1. Introduction to Generative 전체 스크립트

And welcome to Introduction to Generative AI. My name is Dr. Gwendolyn Stripling. And I am the artificial intelligence technical curriculum developer here at Google Cloud.

In this course, you learn to define generative AI, explain how generative AI works, describe generative AI model types, and describe generative AI applications.

Generative AI is a type of artificial intelligence technology that can produce various types of content, including text, imagery, audio, and synthetic data. But what is artificial intelligence? Well, since we are going to explore generative artificial intelligence, let's provide a bit of context. So two very common questions asked are what is artificial intelligence and what is the difference between AI and machine learning. One way to think about it is that AI is a discipline, like physics for example. AI is a branch of computer science that deals with the creation of intelligence agents, which are systems that can reason, and learn, and act autonomously.

Essentially, AI has to do with the theory and methods to build machines that think and act like humans. In this discipline, we have machine learning, which is a subfield of AI. It is a program or system that trains a model from input data. That trained model can make useful predictions from new or never before seen data drawn from the same one used to train the model.

Machine learning gives the computer the ability to learn without explicit programming. Two of the most common classes of machine learning models are unsupervised and supervised ML models. The key difference between the two is that, with supervised models, we have labels. Labeled data is data that comes with a tag like a name, a type, or a number. Unlabeled data is data that comes with no tag.

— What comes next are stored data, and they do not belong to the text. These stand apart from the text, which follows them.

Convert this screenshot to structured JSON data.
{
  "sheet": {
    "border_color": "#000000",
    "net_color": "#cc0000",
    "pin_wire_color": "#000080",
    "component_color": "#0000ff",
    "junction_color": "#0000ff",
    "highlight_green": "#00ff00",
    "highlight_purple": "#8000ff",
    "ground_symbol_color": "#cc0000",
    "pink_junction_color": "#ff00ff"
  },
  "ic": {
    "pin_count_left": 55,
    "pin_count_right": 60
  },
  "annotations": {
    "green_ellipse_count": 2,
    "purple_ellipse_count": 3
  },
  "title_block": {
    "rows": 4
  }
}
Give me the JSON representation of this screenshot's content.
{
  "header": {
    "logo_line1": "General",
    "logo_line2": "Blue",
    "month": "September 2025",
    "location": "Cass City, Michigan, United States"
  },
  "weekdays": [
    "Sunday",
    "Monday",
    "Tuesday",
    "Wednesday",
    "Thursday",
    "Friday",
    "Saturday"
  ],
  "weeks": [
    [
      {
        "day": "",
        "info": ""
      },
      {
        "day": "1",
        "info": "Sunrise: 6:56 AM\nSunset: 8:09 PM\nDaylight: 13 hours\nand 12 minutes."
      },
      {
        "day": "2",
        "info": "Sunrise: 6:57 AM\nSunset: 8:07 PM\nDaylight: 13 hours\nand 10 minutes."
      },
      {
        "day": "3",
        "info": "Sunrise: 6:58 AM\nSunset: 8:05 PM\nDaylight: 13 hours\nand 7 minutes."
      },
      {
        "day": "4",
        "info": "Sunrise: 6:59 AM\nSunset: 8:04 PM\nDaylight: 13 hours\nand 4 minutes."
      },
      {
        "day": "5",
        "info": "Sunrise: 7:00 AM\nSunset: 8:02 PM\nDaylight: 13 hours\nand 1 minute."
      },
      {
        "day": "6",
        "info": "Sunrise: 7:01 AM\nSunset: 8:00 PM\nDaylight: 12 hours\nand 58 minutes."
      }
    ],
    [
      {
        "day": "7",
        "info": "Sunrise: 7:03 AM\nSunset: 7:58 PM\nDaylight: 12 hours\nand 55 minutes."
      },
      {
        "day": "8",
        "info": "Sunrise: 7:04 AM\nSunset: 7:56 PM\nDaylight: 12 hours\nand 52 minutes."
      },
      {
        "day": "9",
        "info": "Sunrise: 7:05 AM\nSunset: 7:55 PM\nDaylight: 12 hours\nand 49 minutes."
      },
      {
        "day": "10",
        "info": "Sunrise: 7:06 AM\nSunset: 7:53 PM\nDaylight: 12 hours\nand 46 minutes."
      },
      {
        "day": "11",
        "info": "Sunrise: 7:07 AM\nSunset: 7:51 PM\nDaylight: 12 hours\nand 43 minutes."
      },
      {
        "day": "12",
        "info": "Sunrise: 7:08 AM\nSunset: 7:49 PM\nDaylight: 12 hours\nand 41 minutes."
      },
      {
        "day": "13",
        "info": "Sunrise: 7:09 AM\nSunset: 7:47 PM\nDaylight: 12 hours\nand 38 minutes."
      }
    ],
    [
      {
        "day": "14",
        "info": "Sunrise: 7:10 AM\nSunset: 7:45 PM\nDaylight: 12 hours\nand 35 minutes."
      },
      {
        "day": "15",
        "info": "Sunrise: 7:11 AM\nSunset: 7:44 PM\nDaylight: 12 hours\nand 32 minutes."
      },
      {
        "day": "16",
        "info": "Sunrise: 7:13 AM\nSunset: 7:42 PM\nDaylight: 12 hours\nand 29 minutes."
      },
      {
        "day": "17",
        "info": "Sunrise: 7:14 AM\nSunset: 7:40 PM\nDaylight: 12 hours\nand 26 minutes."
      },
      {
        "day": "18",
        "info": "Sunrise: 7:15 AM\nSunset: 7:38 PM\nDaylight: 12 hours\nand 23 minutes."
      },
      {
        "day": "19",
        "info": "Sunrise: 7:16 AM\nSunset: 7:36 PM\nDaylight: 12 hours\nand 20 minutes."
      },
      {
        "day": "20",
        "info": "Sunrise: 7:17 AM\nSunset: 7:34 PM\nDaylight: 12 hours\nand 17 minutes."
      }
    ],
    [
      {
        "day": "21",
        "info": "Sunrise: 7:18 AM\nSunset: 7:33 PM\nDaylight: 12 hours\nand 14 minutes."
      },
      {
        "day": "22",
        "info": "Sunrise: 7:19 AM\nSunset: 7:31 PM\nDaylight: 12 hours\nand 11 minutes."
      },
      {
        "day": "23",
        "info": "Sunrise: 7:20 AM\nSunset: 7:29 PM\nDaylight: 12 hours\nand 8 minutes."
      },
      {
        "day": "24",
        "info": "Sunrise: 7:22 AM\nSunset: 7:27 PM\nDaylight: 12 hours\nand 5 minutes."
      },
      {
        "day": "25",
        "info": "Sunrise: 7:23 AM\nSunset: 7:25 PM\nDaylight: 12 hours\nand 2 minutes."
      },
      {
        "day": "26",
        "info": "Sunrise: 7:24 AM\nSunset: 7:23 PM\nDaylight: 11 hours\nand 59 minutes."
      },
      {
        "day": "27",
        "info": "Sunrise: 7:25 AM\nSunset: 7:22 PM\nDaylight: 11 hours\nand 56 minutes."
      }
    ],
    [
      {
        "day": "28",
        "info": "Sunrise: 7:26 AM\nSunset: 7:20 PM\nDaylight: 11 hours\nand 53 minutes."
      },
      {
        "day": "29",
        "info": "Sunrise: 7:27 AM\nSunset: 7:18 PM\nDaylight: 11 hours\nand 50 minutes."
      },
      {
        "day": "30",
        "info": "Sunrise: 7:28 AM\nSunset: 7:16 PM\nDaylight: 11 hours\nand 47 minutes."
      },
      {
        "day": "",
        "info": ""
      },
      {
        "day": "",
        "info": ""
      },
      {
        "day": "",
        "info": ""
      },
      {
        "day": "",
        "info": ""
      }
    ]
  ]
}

This graph is an example of the problem that a supervised model might try to solve. For example, let's say you are the owner of a restaurant. You have historical data of the bill amount and how much different people tipped based on order type and whether it was picked up or delivered. In supervised learning, the model learns from past examples to predict future values, in this case tips. So here the model uses the total bill amount to predict the future tip amount based on whether an order was picked up or delivered.

This is an example of the problem that an unsupervised model might try to solve. So here you want to look at tenure and income and then group or cluster employees to see whether someone is on the fast track. Unsupervised problems are all about discovery, about looking at the raw data and seeing if it naturally falls into groups.

Let's get a little deeper and show this graphically as understanding these concepts are the foundation for your understanding of generative AI. In supervised learning, testing data values or x are input into the model. The model outputs a prediction and compares that prediction to the training data used to train the model. If the predicted test data values and actual training data values are far apart, that's called error. And the model tries to reduce this error until the predicted and actual values are closer together. This is a classic optimization problem.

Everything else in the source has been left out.